Emerald satin happens to be almost the exact same sheen as BM Aura eggshell. Emerald satin is rated at 10-20 units @85 degrees, and Aura eggshell at 12-22 units @85 degrees. The higher the number the higher the sheen, so the Aura eggshell is a little bit shinier. 
Aura satin is 28-38 @60 degrees.

"Degrees" refers to the angle that the surface is viewed from. 

That's my understanding of how that works anyway.


----------



## jeffnc (Apr 1, 2011)

That is interesting stuff and removes a lot of the subjectivity. Where are you finding those numbers?


----------



## Jmayspaint (May 4, 2013)

jeffnc said:


> That is interesting stuff and removes a lot of the subjectivity. Where are you finding those numbers?

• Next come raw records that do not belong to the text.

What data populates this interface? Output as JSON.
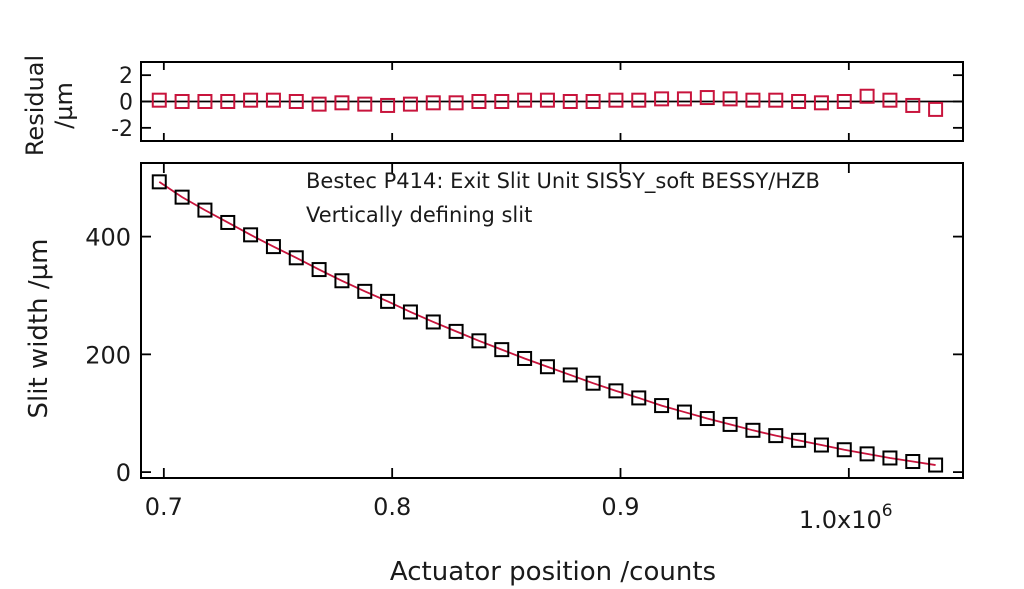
{
  "chart_data": {
    "type": "scatter",
    "annotation_lines": [
      "Bestec P414: Exit Slit Unit SISSY_soft BESSY/HZB",
      "Vertically defining slit"
    ],
    "xlabel": "Actuator position /counts",
    "x_exponent_label": "1.0x10",
    "x_exponent_power": "6",
    "xlim": [
      690000,
      1050000
    ],
    "x_ticks": [
      {
        "value": 700000,
        "label": "0.7"
      },
      {
        "value": 800000,
        "label": "0.8"
      },
      {
        "value": 900000,
        "label": "0.9"
      },
      {
        "value": 1000000,
        "label": ""
      }
    ],
    "main": {
      "ylabel": "Slit width /µm",
      "ylim": [
        -10,
        525
      ],
      "y_ticks": [
        {
          "value": 0,
          "label": "0"
        },
        {
          "value": 200,
          "label": "200"
        },
        {
          "value": 400,
          "label": "400"
        }
      ],
      "marker_color": "#000000",
      "fit_color": "#c8143c",
      "x": [
        698000,
        708000,
        718000,
        728000,
        738000,
        748000,
        758000,
        768000,
        778000,
        788000,
        798000,
        808000,
        818000,
        828000,
        838000,
        848000,
        858000,
        868000,
        878000,
        888000,
        898000,
        908000,
        918000,
        928000,
        938000,
        948000,
        958000,
        968000,
        978000,
        988000,
        998000,
        1008000,
        1018000,
        1028000,
        1038000
      ],
      "y": [
        493,
        467,
        445,
        424,
        403,
        383,
        364,
        344,
        325,
        307,
        290,
        272,
        255,
        239,
        223,
        208,
        193,
        179,
        165,
        151,
        138,
        126,
        113,
        102,
        91,
        81,
        71,
        62,
        54,
        46,
        38,
        31,
        24,
        18,
        12
      ]
    },
    "residual": {
      "ylabel_lines": [
        "Residual",
        "/µm"
      ],
      "ylim": [
        -3,
        3
      ],
      "y_ticks": [
        {
          "value": -2,
          "label": "-2"
        },
        {
          "value": 0,
          "label": "0"
        },
        {
          "value": 2,
          "label": "2"
        }
      ],
      "marker_color": "#c8143c",
      "x": [
        698000,
        708000,
        718000,
        728000,
        738000,
        748000,
        758000,
        768000,
        778000,
        788000,
        798000,
        808000,
        818000,
        828000,
        838000,
        848000,
        858000,
        868000,
        878000,
        888000,
        898000,
        908000,
        918000,
        928000,
        938000,
        948000,
        958000,
        968000,
        978000,
        988000,
        998000,
        1008000,
        1018000,
        1028000,
        1038000
      ],
      "y": [
        0.1,
        0.0,
        0.0,
        0.0,
        0.1,
        0.1,
        0.0,
        -0.2,
        -0.1,
        -0.2,
        -0.3,
        -0.2,
        -0.1,
        -0.1,
        0.0,
        0.0,
        0.1,
        0.1,
        0.0,
        0.0,
        0.1,
        0.1,
        0.2,
        0.2,
        0.3,
        0.2,
        0.1,
        0.1,
        0.0,
        -0.1,
        0.0,
        0.4,
        0.1,
        -0.3,
        -0.6
      ]
    }
  }
}
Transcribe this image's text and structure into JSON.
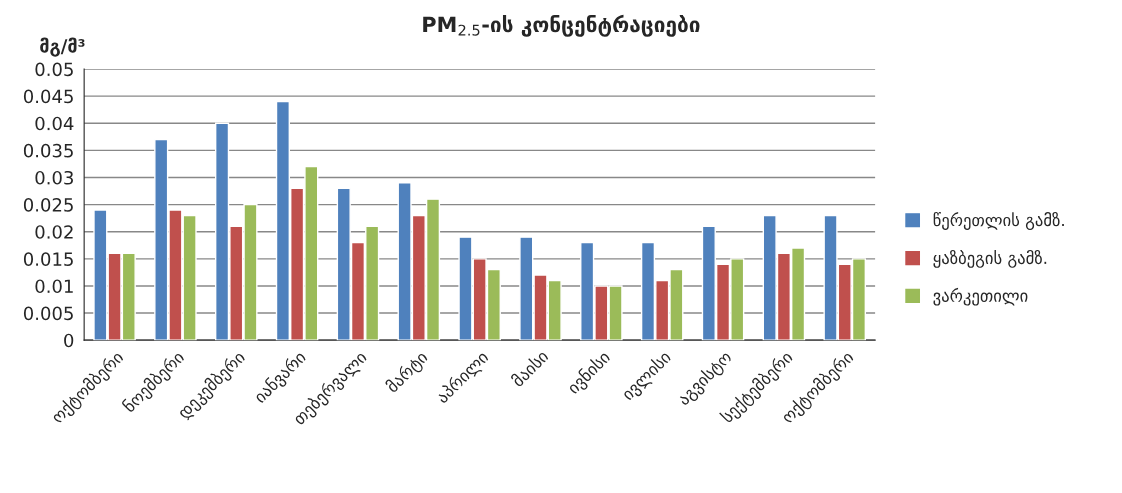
{
  "chart_data": {
    "type": "bar",
    "title": "PM$_{2.5}$-ის კონცენტრაციები",
    "ylabel": "მგ/მ³",
    "categories": [
      "ოქტომბერი",
      "ნოემბერი",
      "დეკემბერი",
      "იანვარი",
      "თებერვალი",
      "მარტი",
      "აპრილი",
      "მაისი",
      "ივნისი",
      "ივლისი",
      "აგვისტო",
      "სექტემბერი",
      "ოქტომბერი"
    ],
    "series": [
      {
        "name": "წერეთლის გამზ.",
        "color": "#4f81bd",
        "values": [
          0.024,
          0.037,
          0.04,
          0.044,
          0.028,
          0.029,
          0.019,
          0.019,
          0.018,
          0.018,
          0.021,
          0.023,
          0.023
        ]
      },
      {
        "name": "ყაზბეგის გამზ.",
        "color": "#c0504d",
        "values": [
          0.016,
          0.024,
          0.021,
          0.028,
          0.018,
          0.023,
          0.015,
          0.012,
          0.01,
          0.011,
          0.014,
          0.016,
          0.014
        ]
      },
      {
        "name": "ვარკეთილი",
        "color": "#9bbb59",
        "values": [
          0.016,
          0.023,
          0.025,
          0.032,
          0.021,
          0.026,
          0.013,
          0.011,
          0.01,
          0.013,
          0.015,
          0.017,
          0.015
        ]
      }
    ],
    "ylim": [
      0,
      0.05
    ],
    "yticks": [
      0,
      0.005,
      0.01,
      0.015,
      0.02,
      0.025,
      0.03,
      0.035,
      0.04,
      0.045,
      0.05
    ],
    "grid": "y",
    "legend": "right"
  }
}
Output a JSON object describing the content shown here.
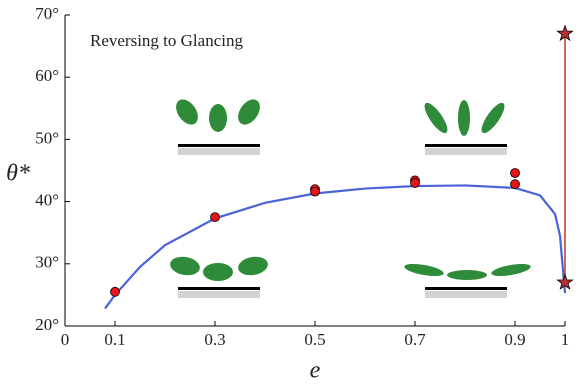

Product data sheets. SW lists it as 'Finish' and BM as 'Gloss/Sheen' but its the same measurement.


----------



## chrisn (Dec 23, 2007)

rbriggs82 said:


> Remember Regal Wall Satin Flat? It was fun explaining that to customers.


 
Used to be my favorite paint of all:thumbsup:


----------



## rbriggs82 (Mar 4, 2013)

chrisn said:


> Used to be my favorite paint of all:thumbsup:


Me too :thumbup:


----------



## Will22 (Feb 1, 2011)

If the paint companies can't get it straight how are we supposed to. 

The fact is, there is no definitive standards for sheen in paints. There are suggested ranges (Master Painters Institute- MPI gloss standards ), but different manufacturers are free to formulate their sheens as they wish. When submitting products to MPI, the product has to fit the gloss standard range as MPI designates.

Keep in mind that multiple coats of an accent color will build up mils, and also will appear to have more gloss.


----------